About us
We focus on the relationship between regional migration, internal migration and poverty in Africa and Asia.

About Migrating out of Poverty
Migrating out of Poverty Research Programme Consortium is funded by the UK’s Department for International Development (DFID).
The goal of Migrating out of Poverty is to maximise the poverty-reducing and developmental impacts of migration and minimise the costs and risks of migration for the poor. This includes generating new knowledge related to migration and poverty; creating new datasets and publications; engaging policymakers with key research outcomes on migration and poverty linkages.
Migrating out of Poverty (from 2010-2017) worked in partnership with research institutions in Bangladesh, Ghana, Kenya, Singapore and South Africa. Since 2017, we have been shifting focus to Africa primarily. We continue to work with Ghana and South Africa and are forging new partnerships in Ethiopia and Senegal. Watch this space for updates.
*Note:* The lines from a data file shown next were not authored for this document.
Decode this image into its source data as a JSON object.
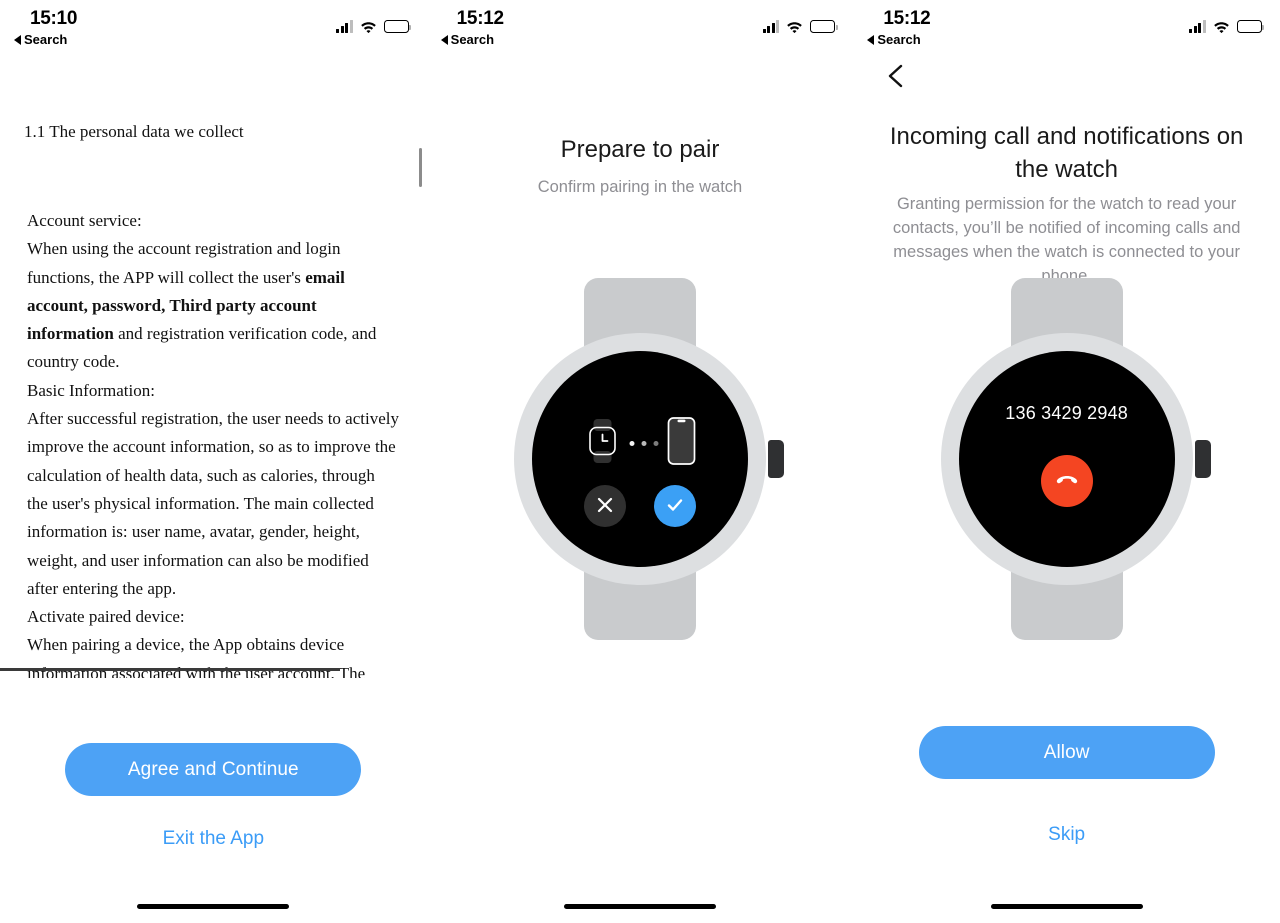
{
  "screens": [
    {
      "id": "privacy-policy",
      "statusbar": {
        "time": "15:10",
        "back_label": "Search"
      },
      "document": {
        "heading": "1.1 The personal data we collect",
        "section1_label": "Account service:",
        "section1_p1": "When using the account registration and login functions, the APP will collect the user's ",
        "section1_bold": "email account, password, Third party account information",
        "section1_p2": "  and registration verification code, and country code.",
        "section2_label": "Basic Information:",
        "section2_p": "After successful registration, the user needs to actively improve the account information, so as to improve the calculation of health data, such as calories, through the user's physical information. The main collected information is: user name, avatar, gender, height, weight, and user information can also be modified after entering the app.",
        "section3_label": "Activate paired device:",
        "section3_p": "When pairing a device, the App obtains device information associated with the user account. The"
      },
      "primary_button": "Agree and Continue",
      "secondary_link": "Exit the App"
    },
    {
      "id": "prepare-to-pair",
      "statusbar": {
        "time": "15:12",
        "back_label": "Search"
      },
      "title": "Prepare to pair",
      "subtitle": "Confirm pairing in the watch",
      "watch_face": {
        "type": "pairing",
        "deny_icon": "close-icon",
        "accept_icon": "check-icon",
        "watch_icon": "watch-icon",
        "phone_icon": "phone-icon",
        "dots": 3
      }
    },
    {
      "id": "contacts-permission",
      "statusbar": {
        "time": "15:12",
        "back_label": "Search"
      },
      "back_icon": "chevron-left-icon",
      "title": "Incoming call and notifications on the watch",
      "subtitle": "Granting permission for the watch to read your contacts, you’ll be notified of incoming calls and messages when the watch is connected to your phone.",
      "watch_face": {
        "type": "incoming-call",
        "caller_number": "136 3429 2948",
        "hangup_icon": "phone-hangup-icon"
      },
      "primary_button": "Allow",
      "secondary_link": "Skip"
    }
  ],
  "colors": {
    "accent_blue": "#4da2f5",
    "link_blue": "#3b9cf7",
    "hangup_red": "#f44522",
    "watch_band": "#c9cbcd",
    "watch_case": "#dddfe1",
    "subtitle_grey": "#8e8e93"
  }
}
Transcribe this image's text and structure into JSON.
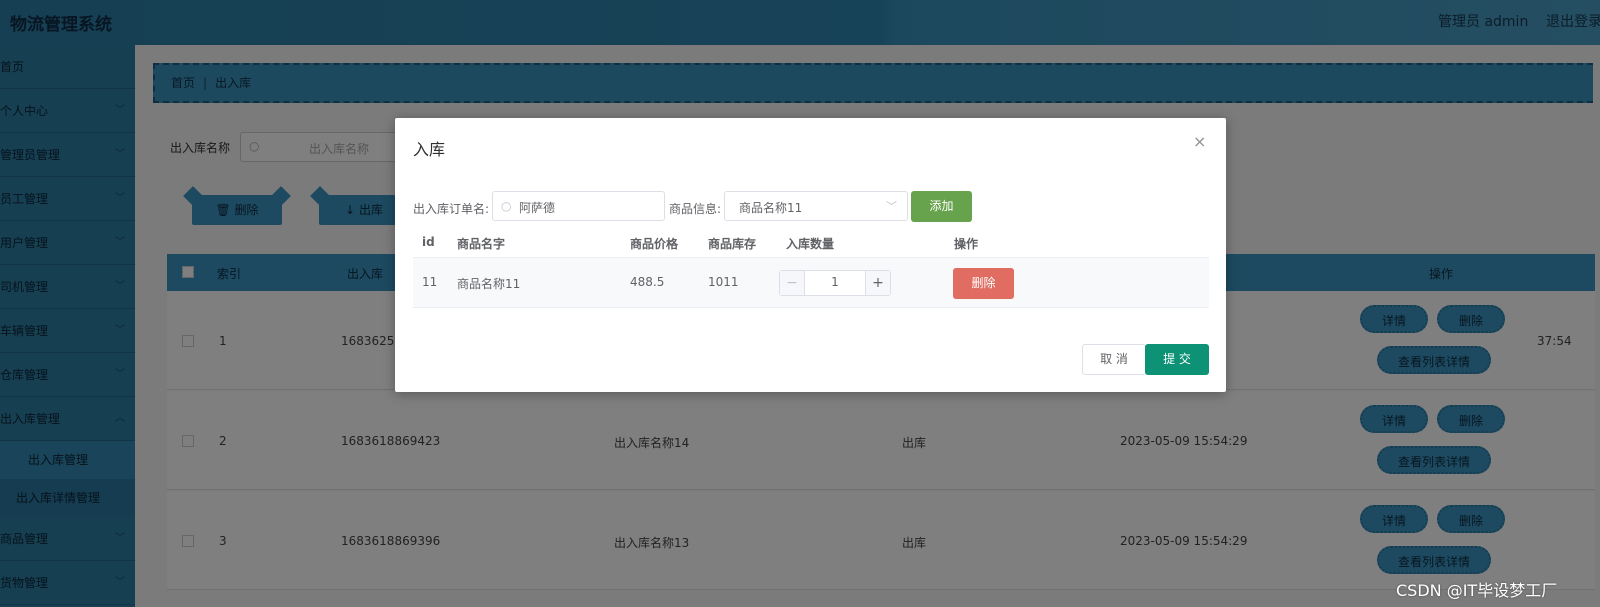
{
  "header": {
    "title": "物流管理系统",
    "user": "管理员 admin",
    "logout": "退出登录"
  },
  "sidebar": {
    "items": [
      {
        "label": "首页",
        "chevron": false
      },
      {
        "label": "个人中心",
        "chevron": true
      },
      {
        "label": "管理员管理",
        "chevron": true
      },
      {
        "label": "员工管理",
        "chevron": true
      },
      {
        "label": "用户管理",
        "chevron": true
      },
      {
        "label": "司机管理",
        "chevron": true
      },
      {
        "label": "车辆管理",
        "chevron": true
      },
      {
        "label": "仓库管理",
        "chevron": true
      },
      {
        "label": "出入库管理",
        "chevron": true
      }
    ],
    "subitems": [
      "出入库管理",
      "出入库详情管理"
    ],
    "after": [
      {
        "label": "商品管理"
      },
      {
        "label": "货物管理"
      }
    ]
  },
  "breadcrumb": {
    "home": "首页",
    "current": "出入库"
  },
  "search": {
    "label": "出入库名称",
    "placeholder": "出入库名称"
  },
  "toolbar": {
    "delete": "删除",
    "outbound": "出库"
  },
  "table": {
    "headers": {
      "index": "索引",
      "order": "出入库",
      "action": "操作"
    },
    "rows": [
      {
        "index": "1",
        "order": "1683625",
        "name": "",
        "type": "",
        "time": "37:54"
      },
      {
        "index": "2",
        "order": "1683618869423",
        "name": "出入库名称14",
        "type": "出库",
        "time": "2023-05-09 15:54:29"
      },
      {
        "index": "3",
        "order": "1683618869396",
        "name": "出入库名称13",
        "type": "出库",
        "time": "2023-05-09 15:54:29"
      }
    ],
    "row_buttons": {
      "detail": "详情",
      "delete": "删除",
      "list_detail": "查看列表详情"
    }
  },
  "modal": {
    "title": "入库",
    "close": "×",
    "order_label": "出入库订单名:",
    "order_value": "阿萨德",
    "goods_label": "商品信息:",
    "goods_value": "商品名称11",
    "add_btn": "添加",
    "columns": {
      "id": "id",
      "name": "商品名字",
      "price": "商品价格",
      "stock": "商品库存",
      "qty": "入库数量",
      "action": "操作"
    },
    "row": {
      "id": "11",
      "name": "商品名称11",
      "price": "488.5",
      "stock": "1011",
      "qty": "1",
      "delete": "删除"
    },
    "cancel": "取 消",
    "submit": "提 交"
  },
  "watermark": "CSDN @IT毕设梦工厂"
}
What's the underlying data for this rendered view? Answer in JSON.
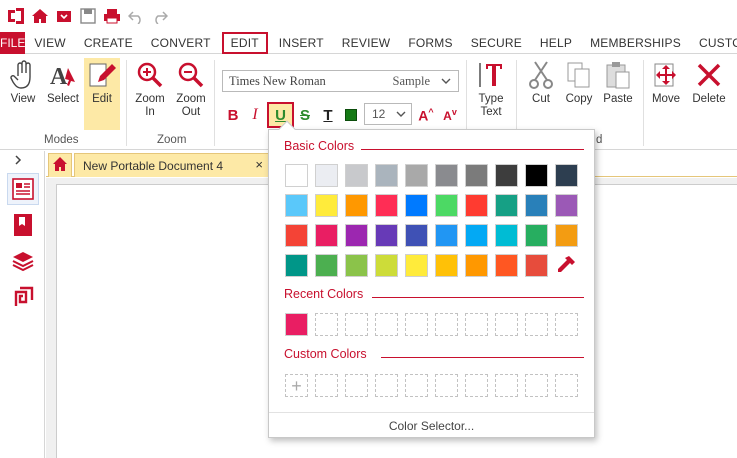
{
  "menu": {
    "file": "FILE",
    "items": [
      "VIEW",
      "CREATE",
      "CONVERT",
      "EDIT",
      "INSERT",
      "REVIEW",
      "FORMS",
      "SECURE",
      "HELP",
      "MEMBERSHIPS",
      "CUSTOM"
    ],
    "active": "EDIT"
  },
  "ribbon": {
    "modes_group": "Modes",
    "zoom_group": "Zoom",
    "view": "View",
    "select": "Select",
    "edit": "Edit",
    "zoom_in_1": "Zoom",
    "zoom_in_2": "In",
    "zoom_out_1": "Zoom",
    "zoom_out_2": "Out",
    "font_name": "Times New Roman",
    "font_sample": "Sample",
    "font_size": "12",
    "type_text_1": "Type",
    "type_text_2": "Text",
    "cut": "Cut",
    "copy": "Copy",
    "paste": "Paste",
    "move": "Move",
    "delete": "Delete",
    "group_label_partial": "d"
  },
  "tabs": {
    "document": "New Portable Document 4",
    "close": "×"
  },
  "color_popup": {
    "basic_title": "Basic Colors",
    "recent_title": "Recent Colors",
    "custom_title": "Custom Colors",
    "footer": "Color Selector...",
    "add_symbol": "+",
    "basic_colors": [
      [
        "#ffffff",
        "#ebedf2",
        "#c8c9cc",
        "#aab4bd",
        "#a9a9a9",
        "#8a8b8f",
        "#7b7b7b",
        "#3d3d3d",
        "#000000",
        "#2d3e50"
      ],
      [
        "#5ac8fa",
        "#ffeb3b",
        "#ff9800",
        "#ff2d55",
        "#007aff",
        "#4cd964",
        "#ff3b30",
        "#16a085",
        "#2980b9",
        "#9b59b6"
      ],
      [
        "#f44336",
        "#e91e63",
        "#9c27b0",
        "#673ab7",
        "#3f51b5",
        "#2196f3",
        "#03a9f4",
        "#00bcd4",
        "#27ae60",
        "#f39c12"
      ],
      [
        "#009688",
        "#4caf50",
        "#8bc34a",
        "#cddc39",
        "#ffeb3b",
        "#ffc107",
        "#ff9800",
        "#ff5722",
        "#e74c3c"
      ]
    ],
    "recent_colors": [
      "#e91e63"
    ],
    "accent": "#c8102e"
  },
  "icons": {
    "eyedropper": "eyedropper-icon"
  }
}
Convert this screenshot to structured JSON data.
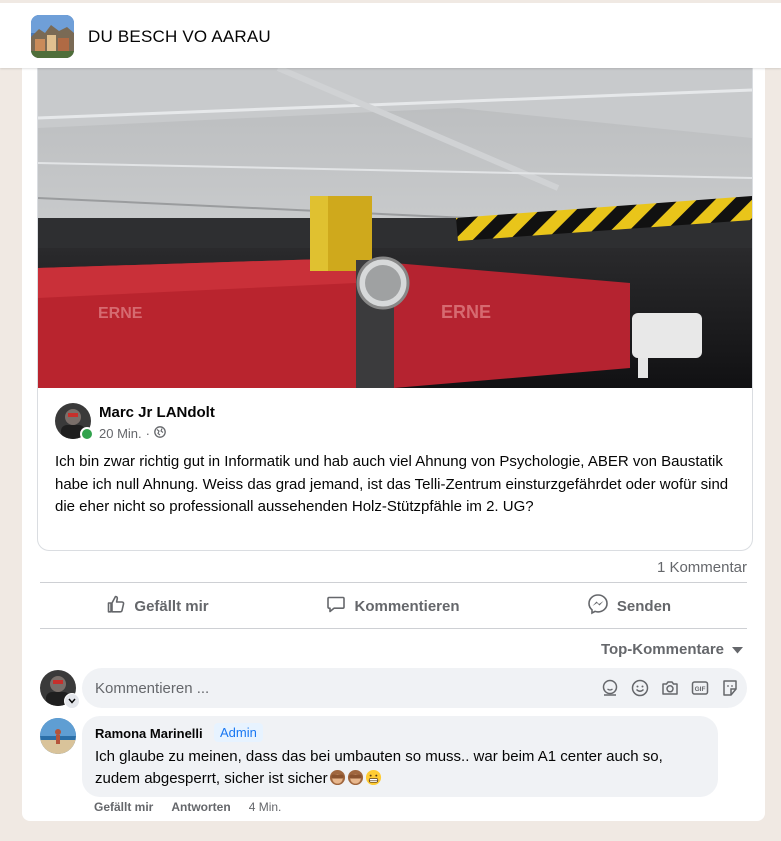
{
  "group": {
    "title": "DU BESCH VO AARAU",
    "avatar_icon": "group-photo-aarau"
  },
  "photo": {
    "banner_text": "ERNE",
    "post_label": "ERNE"
  },
  "shared_post": {
    "author": "Marc Jr LANdolt",
    "time": "20 Min.",
    "separator": "·",
    "audience_icon": "globe-icon",
    "text": "Ich bin zwar richtig gut in Informatik und hab auch viel Ahnung von Psychologie, ABER von Baustatik habe ich null Ahnung. Weiss das grad jemand, ist das Telli-Zentrum einsturzgefährdet oder wofür sind die eher nicht so professionall aussehenden Holz-Stützpfähle im 2. UG?"
  },
  "stats": {
    "comments": "1 Kommentar"
  },
  "actions": {
    "like": "Gefällt mir",
    "comment": "Kommentieren",
    "send": "Senden"
  },
  "comments_sort": {
    "label": "Top-Kommentare"
  },
  "comment_input": {
    "placeholder": "Kommentieren ..."
  },
  "comments": [
    {
      "author": "Ramona Marinelli",
      "badge": "Admin",
      "text": "Ich glaube zu meinen, dass das bei umbauten so muss.. war beim A1 center auch so, zudem abgesperrt, sicher ist sicher",
      "emojis": [
        "see-no-evil-monkey",
        "see-no-evil-monkey",
        "grimacing-face"
      ],
      "like_label": "Gefällt mir",
      "reply_label": "Antworten",
      "time": "4 Min."
    }
  ],
  "colors": {
    "accent_blue": "#1877f2",
    "text_primary": "#050505",
    "text_secondary": "#65676b",
    "online_green": "#31a24c",
    "page_background": "#f0e9e3"
  }
}
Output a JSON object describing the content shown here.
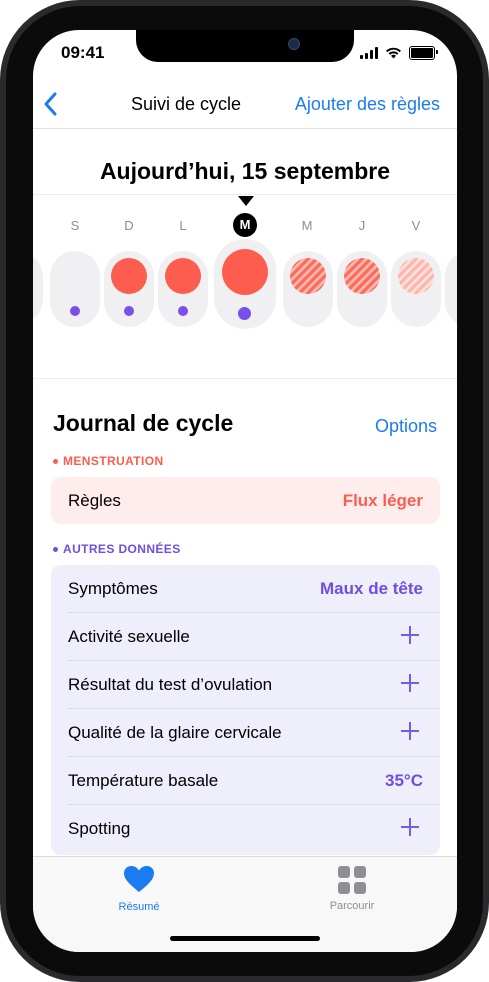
{
  "status_bar": {
    "time": "09:41"
  },
  "nav": {
    "back_label": "‹",
    "title": "Suivi de cycle",
    "action": "Ajouter des règles"
  },
  "calendar": {
    "date_title": "Aujourd’hui, 15 septembre",
    "days": [
      {
        "letter": "S",
        "today": false,
        "flow": "none",
        "logged": true
      },
      {
        "letter": "D",
        "today": false,
        "flow": "period",
        "logged": true
      },
      {
        "letter": "L",
        "today": false,
        "flow": "period",
        "logged": true
      },
      {
        "letter": "M",
        "today": true,
        "flow": "period",
        "logged": true
      },
      {
        "letter": "M",
        "today": false,
        "flow": "predicted",
        "logged": false
      },
      {
        "letter": "J",
        "today": false,
        "flow": "predicted",
        "logged": false
      },
      {
        "letter": "V",
        "today": false,
        "flow": "predicted-light",
        "logged": false
      }
    ]
  },
  "journal": {
    "title": "Journal de cycle",
    "options_label": "Options",
    "menstruation": {
      "category": "MENSTRUATION",
      "row": {
        "label": "Règles",
        "value": "Flux léger"
      }
    },
    "other": {
      "category": "AUTRES DONNÉES",
      "rows": [
        {
          "label": "Symptômes",
          "value": "Maux de tête"
        },
        {
          "label": "Activité sexuelle",
          "value": null
        },
        {
          "label": "Résultat du test d’ovulation",
          "value": null
        },
        {
          "label": "Qualité de la glaire cervicale",
          "value": null
        },
        {
          "label": "Température basale",
          "value": "35°C"
        },
        {
          "label": "Spotting",
          "value": null
        }
      ]
    }
  },
  "tabbar": {
    "tabs": [
      {
        "label": "Résumé",
        "icon": "heart-icon",
        "active": true
      },
      {
        "label": "Parcourir",
        "icon": "grid-icon",
        "active": false
      }
    ]
  },
  "colors": {
    "accent": "#1a7cf0",
    "period": "#fc5d4e",
    "other_data": "#6f4ee0",
    "menstruation_bg": "#ffeded",
    "other_bg": "#efeefb"
  }
}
Day-to-day coordination of the Migrating out of Poverty partners and research themes is undertaken by the Secretariat with an Executive Board that offers advice and commentary on steps within the research design and dissemination.
Migrating out of Poverty was built on the work of the former Development Research Centre on Migration, Globalisation and Poverty.
Our partners
- The Organisaion for Social Science Research in Eastern and Southern Africa (OSSREA)
- The Centre for Migration Studies (CMS)
- L'Université Assane Seck de Ziguinchor
- The African Centre for Migration & Society (ACMS)
- Centre for Applied Social Sciences (CASS)
- The Refugee and Migratory Movements Research Unit
- The African Migration & Development Policy Centre (AMADPOC)
- Asia Research Institute (ARI).
Conferences
Find out more about the conferences we’ve hosted.
- From evidence to policy
This conference was held from Tuesday 28 March-Wednesday 29 March 2017 at the School for Oriental and African Studies (SOAS) in London
The Migrating out of Poverty Research Programme Consortium held its ‘From Evidence to Policy’ conference at the School for Oriental and Asian Studies (SOAS) in London from 28-29 March 2017.
We published our conference report, which breaks down each session and describes the detail, in terms of topic, region and argument introduced within the presentations. The report contains references to specific papers and photographs from the two days.
In keeping with our research, there was a strong focus on the intersection of gender and migration. Bringing researchers and practitioners together, this conference links evidence and policy from a number of the major themes of our research, including:
- migration brokerage
- intra-household dynamics
- youth aspirations
- the making of migration policy
- remittances
- migration and poverty
- migrants’ journeys.
Our keynote speakers were Michael Clemens and Julia O'Connell Davidson.
New patterns of mobility are continuously shaping and being shaped by macro processes of globalisation on the one hand and local processes embedded in culture, class, ethnicity and race on the other hand. New transnational alliances, actors and institutions are shaping the “power geometry” of migration by determining who migrates, why, where and under what circumstances. Gendered and ethnic identities have pushed men and women into certain types of migrant labour and created specific niches and segmented labour markets where some forms of work are feminised and ascribed a lower market value.
This international conference invited decision makers, funders, scholars and practitioners to explore these new configurations of mobility, particularly those of poorer social groups. Our aim is to inform migration policy based on contextualised and intersectional understandings of migration. The conference was structured around two keynote speeches; four plenaries providing critical insights into cutting-edge research and the translation of research into evidence for policy and four parallel sessions with three streams of panels. It is hosted by the Migrating out of Poverty Research Programme Consortium, which is funded by the UK’s Department for International Development (DFID).
Taking as our point of departure the ongoing research within the consortium, we invited papers and multimedia contributions addressing the themes described below. All submissions took gender differences into consideration and focused on both men and women. The conference highlighted how emerging evidence on migration and poverty can promote more effective policy interventions to ensure the benefits of migration and reduce its costs and risks for poor people.
Themes
Conference themes included:
- migration brokerage, debt and precarious employment
- differentiated niches in migrant labour markets
- policy processes and politics in migration
- remittances, remittance behaviour and poverty outcomes
- youth and migration
- return and reintegration, gender identities and livelihoods
- migration and social networks
- social policy for migrants
- migration, urbanisation and climate change
- the migration crisis
- migrant journeys
- migrant organisations and activism.
- Gendered dimensions of migration
This conference was an opportunity to understand how gender roles and expectations influence the factors leading to migration, male and female migrants’ different experiences of migration and its impact on migrants, their families and home communities. Key insights from research shed light on how migration affects economic wellbeing and relationships – not only between women and men, but also between parents and their sons and daughters.
Together, we shared findings from 20 carefully selected and diverse research projects, exploring how notions of gender and age appropriate activities and behaviour shape migration. It was a lively discussion, with presentations, films and exhibitions. A policy roundtable enabled researchers and civil society representatives to engage with their counterparts in international policy-making organisations. It was a rare chance for dialogue on an under-explored issue.